Alain Deniau prolonge les conceptions freudiennes sur la religion, à ceci peu près qu’elles restent insuffisantes pour penser le religieux. Réduire le religieux à un délire, méconnaît la fonction politique de la religion mais aussi celle de résistance à l’oppression, de consolation face à l’anéantissement. La question serait plutôt de savoir pourquoi les hommes exilent au ciel ce qu’ils ne réalisent pas sur terre ? Le problème de la castration est ici central, mais insuffisant pour déloger la croyance qui trouve toujours de nouveaux sites pour se fixer, le scientisme en est un exemple criant comme le souligne l’auteur. Mais une autre question s’impose : que devient une croyance lorsqu’elle perd son efficacité symbolique, quand elle ne fait plus lien social, quand elle se trouve destituée ? Pourquoi ne croit-on plus ? L’auteur n’en dit rien. S’agit –il de la même expérience, mais à l’envers que la conversion ? Renan est éclairant sur ce point, sur la manière dont le savoir destitue la croyance, tout comme la croyance ne s’est maintenue que parce qu’elle destituait le savoir de la prétention à la remplacer.

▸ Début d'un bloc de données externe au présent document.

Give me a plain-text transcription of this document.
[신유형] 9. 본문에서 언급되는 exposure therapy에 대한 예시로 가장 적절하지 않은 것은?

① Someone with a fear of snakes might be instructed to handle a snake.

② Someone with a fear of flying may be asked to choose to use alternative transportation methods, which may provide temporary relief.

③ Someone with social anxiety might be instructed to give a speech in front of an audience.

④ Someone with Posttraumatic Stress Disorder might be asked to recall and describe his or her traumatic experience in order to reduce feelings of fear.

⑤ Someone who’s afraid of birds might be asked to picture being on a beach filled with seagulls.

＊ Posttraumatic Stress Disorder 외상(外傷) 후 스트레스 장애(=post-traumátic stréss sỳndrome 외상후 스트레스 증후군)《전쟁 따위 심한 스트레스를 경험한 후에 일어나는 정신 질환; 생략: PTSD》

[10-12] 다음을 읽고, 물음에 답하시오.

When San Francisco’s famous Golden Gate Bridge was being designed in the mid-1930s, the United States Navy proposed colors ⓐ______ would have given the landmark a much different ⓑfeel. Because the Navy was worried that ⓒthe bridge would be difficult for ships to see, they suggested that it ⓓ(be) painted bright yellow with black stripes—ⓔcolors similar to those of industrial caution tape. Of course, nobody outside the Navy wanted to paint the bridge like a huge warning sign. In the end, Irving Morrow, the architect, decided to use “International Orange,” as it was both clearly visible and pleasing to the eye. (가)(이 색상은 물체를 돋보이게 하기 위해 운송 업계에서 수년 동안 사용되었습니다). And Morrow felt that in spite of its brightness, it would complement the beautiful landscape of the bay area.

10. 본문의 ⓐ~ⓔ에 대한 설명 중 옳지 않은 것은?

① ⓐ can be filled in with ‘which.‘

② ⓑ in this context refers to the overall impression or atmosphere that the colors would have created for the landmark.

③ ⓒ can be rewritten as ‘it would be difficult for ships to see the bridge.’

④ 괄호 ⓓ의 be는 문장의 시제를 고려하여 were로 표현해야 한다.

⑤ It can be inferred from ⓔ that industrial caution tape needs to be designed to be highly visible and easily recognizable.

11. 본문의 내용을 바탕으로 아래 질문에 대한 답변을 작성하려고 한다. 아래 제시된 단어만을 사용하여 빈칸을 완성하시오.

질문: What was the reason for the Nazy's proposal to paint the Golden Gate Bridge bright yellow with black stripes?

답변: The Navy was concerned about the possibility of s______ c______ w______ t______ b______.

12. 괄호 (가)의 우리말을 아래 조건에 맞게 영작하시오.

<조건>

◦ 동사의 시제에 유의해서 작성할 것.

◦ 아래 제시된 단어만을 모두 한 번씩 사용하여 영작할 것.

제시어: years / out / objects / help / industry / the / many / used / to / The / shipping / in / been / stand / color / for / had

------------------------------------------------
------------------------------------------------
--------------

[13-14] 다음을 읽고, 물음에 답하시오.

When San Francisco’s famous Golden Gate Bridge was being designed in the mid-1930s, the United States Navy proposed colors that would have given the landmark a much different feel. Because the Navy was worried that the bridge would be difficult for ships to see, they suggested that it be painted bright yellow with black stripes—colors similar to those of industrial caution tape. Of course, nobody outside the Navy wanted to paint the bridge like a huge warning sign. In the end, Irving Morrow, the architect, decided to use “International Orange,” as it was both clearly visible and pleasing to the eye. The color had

La question de la paranoïa et de la perversion, pour reprendre les préoccupations d’Alain Deniau, en est l’illustration. La certitude paranoïaque transforme toute la croyance en savoir et celui-ci en certitude. Il ne s’agit pas seulement d’une conviction mais d’une construction. Le paranoïaque privé d’objet phallique est livré au délire et à la folie par la certitude de savoir. Or une communauté n’existe que par le partage de croyances communes, plus exactement, sur la reconnaissance d’un manque, autour duquel elle s’organise. Le paranoïaque le conteste du fait de sa folle certitude. Son savoir ne saurait être entamé par une division subjective. C’est la confrontation avec cette division du savoir et de la croyance que le pervers refuse. La perte du phallus est impossible pour lui, plus encore il en est le conservateur, le gardien. Rien ne saurait l’éloigner de la croyance ferme qui le constitue. Il ne fonde sa réalité qu’en accolant savoir et croyance, en solidarisant les deux termes dans une formule devenue canonique : « je sais bien mais quand même. » Le pervers pour sa part ne méconnaît pas la différence des sexes, il sait parfaitement qu’il existe deux sexes, mais ce savoir n’est pas plausible, il est improbable, illusoire parce qu’il a fait du manque l’espace d’un trompe l’œil. Il n’est rien d’attendu qui ne soit déjà en sa possession. C’est à l’abri de cette possession, à l’abri de l’angoisse de castration, qu’il garde inaltéré son narcissisme de toute entame du désir. Le fétichiste est celui qui a réussi une substitution parfaite du signifiant phallique par le fétiche. Dans la névrose la dialectique du savoir et de la croyance est remaniée en permanence. Le choix d’objet convoque comme des rappels métaphoriques du phallus, les attributs auxquels le sujet est suspendu, le regard, le sourire, le parfum. Ils s’inscrivent dans un processus substitutif continu et non définitif et figé comme l’objet fétiche. Substitution continue par ce qu’il est de la nature du désir d’en appeler à des signifiants qui manquent, à des signifiants à venir.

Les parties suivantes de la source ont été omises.